The same scene followed me through my formative years,
 it took me really long time to figure out that
sitting down to listen to records wasn't simply an
excuse for something else. There we were in the height
of our virility, sitting still on the floor, listening
to some dead hippie singing about free love.
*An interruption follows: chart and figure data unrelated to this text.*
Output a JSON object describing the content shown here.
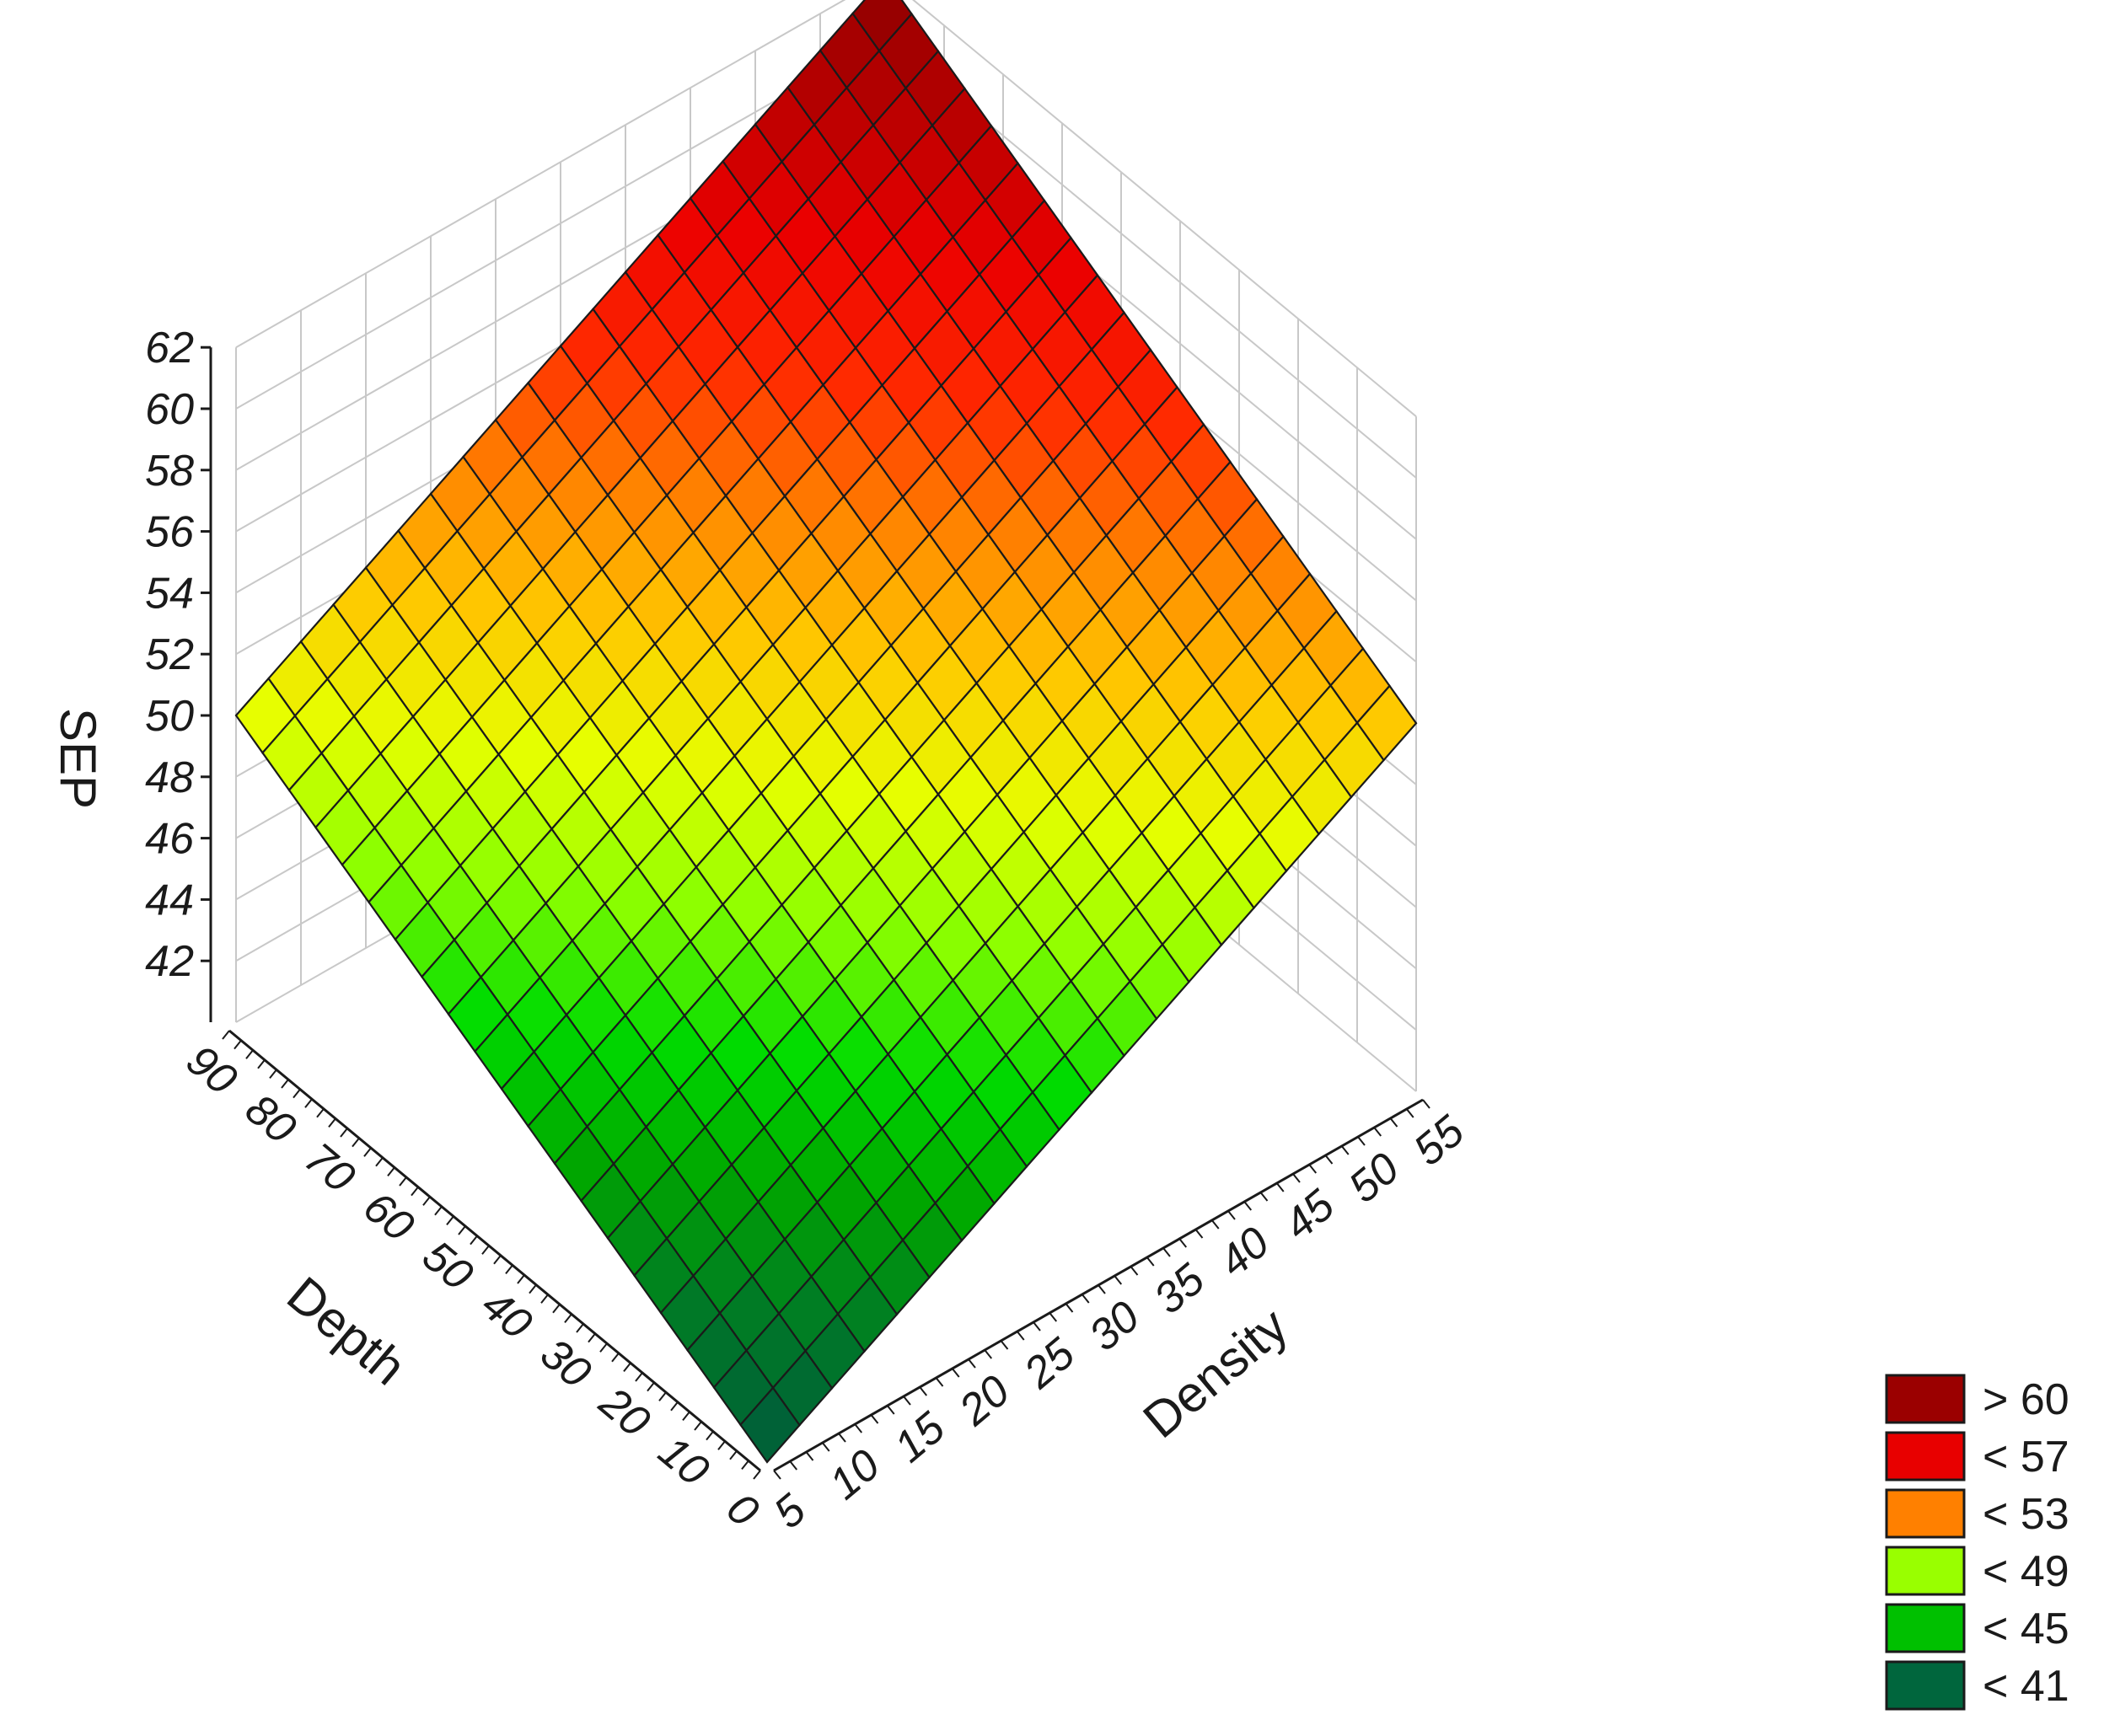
{
  "chart_data": {
    "type": "surface",
    "title": "",
    "zlabel": "SEP",
    "xlabel": "Density",
    "ylabel": "Depth",
    "xlim": [
      5,
      55
    ],
    "ylim": [
      0,
      90
    ],
    "zlim": [
      40,
      62
    ],
    "x_ticks": [
      "5",
      "10",
      "15",
      "20",
      "25",
      "30",
      "35",
      "40",
      "45",
      "50",
      "55"
    ],
    "y_ticks": [
      "0",
      "10",
      "20",
      "30",
      "40",
      "50",
      "60",
      "70",
      "80",
      "90"
    ],
    "z_ticks": [
      "42",
      "44",
      "46",
      "48",
      "50",
      "52",
      "54",
      "56",
      "58",
      "60",
      "62"
    ],
    "surface_corners": [
      {
        "density": 5,
        "depth": 0,
        "sep": 40
      },
      {
        "density": 55,
        "depth": 0,
        "sep": 52
      },
      {
        "density": 5,
        "depth": 90,
        "sep": 50
      },
      {
        "density": 55,
        "depth": 90,
        "sep": 62
      }
    ],
    "grid_divisions": 20,
    "grid": true,
    "legend_position": "bottom-right",
    "legend": [
      {
        "label": "> 60",
        "color": "#9b0000"
      },
      {
        "label": "< 57",
        "color": "#e80000"
      },
      {
        "label": "< 53",
        "color": "#ff8000"
      },
      {
        "label": "< 49",
        "color": "#99ff00"
      },
      {
        "label": "< 45",
        "color": "#00c000"
      },
      {
        "label": "< 41",
        "color": "#00663d"
      }
    ]
  }
}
That's why I started smoking. I always had an excuse
to go outside and maybe have a conversation about
anything not involving a band, or flee once I made it
out of the door, or just listen to the cars (not the
band!)

If someone has discovered a wonderful recipe for a
chicken casserole, she will cook it for you, have you
taste it, and you will nod, smile and say "tastes
great". And that's it. If she would insist that you
sit still in the dark, silent, and slowly savor the
casserole for hours and hours, except for her
impromptu lectures on the origins of the recipe, the
chicken, the casserole, relative merits of Ugandan
Chili vis a vis Maltese Bay Leaf... well, dinner at my
house next time, OK?

But somehow it is considered perfectly social
behaviour  to subject your guests to marathon sessions
of your favorite band. This can not go on. Eric, you
and me, we must start the fight. It will be lonely,
victory is far off, but ultimately we will prevail
because the forces of Boring People to Tears must be
defeated.

As the first offencive I recommend finding the Dylan
friend and inviting him to a long week end of poetry
reading. I especially recommend every overly long
piece you forgot to burn. To any facial expression on
his parts, smiles, yawns, any sight of his teeth
really, you must reply by "you're not concentrating."
Myself, I will find the lady, once of my dreams, now
of my nightmares. I will wine, dine, charm, seduce,
bribe, do anything to win her over and as a climax of
our evening  deliver a one million slide presentation
on the complexities of adapting the UNIX command line
syntax to semic languages.


Cheers,
Teemu
who has outsourced his taste in music to his better
half,
happily ever after at
Helsinki, Finland

--- Eric Yost <mr.eric.yost@xxxxxxxxx> wrote:

> Though I understand why people are not fans of
> Dylan's music, I 
> don't really
> understand.
> 
> 
> I can't stand more than three seconds of Dylan's
> music. Here's why.
> 
> A long time ago, lovesick, heartbroken, nerves
> shattered, I went 
> to visit a friend at the sea shore. It was probably
> a bad idea to 
> travel when so miserable, but my friend had invited
> me to his 
> house and suggested the change would do me good.
> 
> It was winter. The house was on the beach. The sound
> of the surf 
> constant, as was the opaline sky, the absent sun
> circulating like 
> the pressure point of a headache. I kept to myself
> mostly, slept 
> late, went for long walks along the beach at night.
> 
> On the second day, I tried to talk out my misery
> with my friend. 
> I must have been insufferable to listen to. How many
> ways can you 
> complain that a woman does not love you? How long
> can anyone 
> listen to such complaints?
> 
> The next evening there was a winter storm. It was
> then that my 
> friend decided I had to listen to Bob Dylan. I
> remember sitting 
> at a table for about six hours too depressed to
> move. Over and 
> over, the same Bob Dylan tape played.
> 
> "Jack of Hearts...carpenter's wives."
> 
> The nasal wheeze of Dylan's singing. The smug
> platitudinous 
> lyrics. The clanging backup music. Repeating and
> repeating as in 
> some personal hell. My friend's hospitality
> convincing me of an 
> unbridgeable gap between people.
> 
> "Jack of Hearts...carpenter's wives."
> 
> The next morning I woke early, thanked my host, and
> drove, drove, 
> drove. Hours and hours away from the cold sea and
> Bob Dylan. No 
> Bob Dylan. No Bob Dylan. No Bob Dylan ever again.